- An ESIM test profile used by billions of devices brought a major defect
- It allowed malicious actors with physical access the possibility of deploying applets
- A fix is now available, so users should upgrade now
Security researchers have discovered a vulnerability of ESIM technology used in almost all smartphones and many other intelligent devices connected to the Internet.
In theory, the fault could have been abused to intercept or manipulate communications, extract sensitive data, inject malicious applets, etc.
There are more than two billion ESIM compatible devices which could be potentially affected by this defect, which includes smartphones, tablets, portable devices and countless IoT devices based on Kigen Eucc technology.
Bug update
The bug allowed anyone with physical access to the compromised device to install personalized programs – applets – without proving that he was not malicious.
Discovered by Security Explorations, an AG Security Research research laboratory, the bug was discovered in the generic test profile GSMA TS.48 (V6.0 and earlier), a standardized ESIM profile which supports tests and peripheral certifications, in particular for devices with non -removable integrated similarities (EUICCS).
In other words, it was discovered in a test version of a SIM card, used only to check whether the device operated properly or not.

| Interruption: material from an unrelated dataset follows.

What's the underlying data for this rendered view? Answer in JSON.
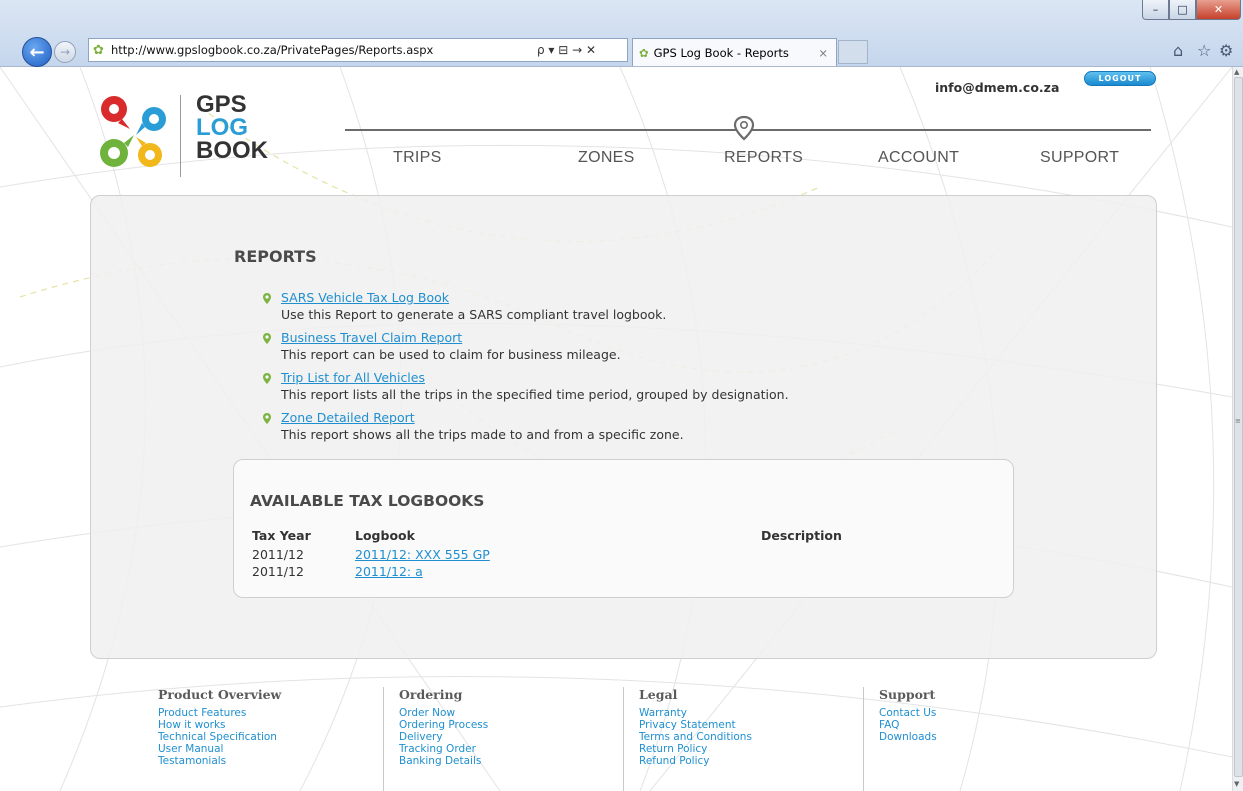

Kigen has published a corrective to mitigate the problem, with the GSMA TS.48 v7.0 specification the first clean version – the company affirming that the fix has already been distributed to all customers.
The silver lining here is that the bug was not so simple or easy to exploit. In addition to having physical access to the device or the EUICC, the attacker would also need a way to trigger the activation of the test mode. In addition, the device should use unprotected inherited test profiles, with always intact RAM keys.
The Kigen patch and the GSMA TS.48 V7.0 update now block access to the RAM key in the default test profiles, prohibit the installation of the Javacard applet completely on the profiles in test mode, randomize the keys for future RAM compatible tests and harden the safety of the operating system against unauthorized remote loading. An attack should now be practically impossible to execute.
Exploration of security was then awarded to $ 30,000 for its problems.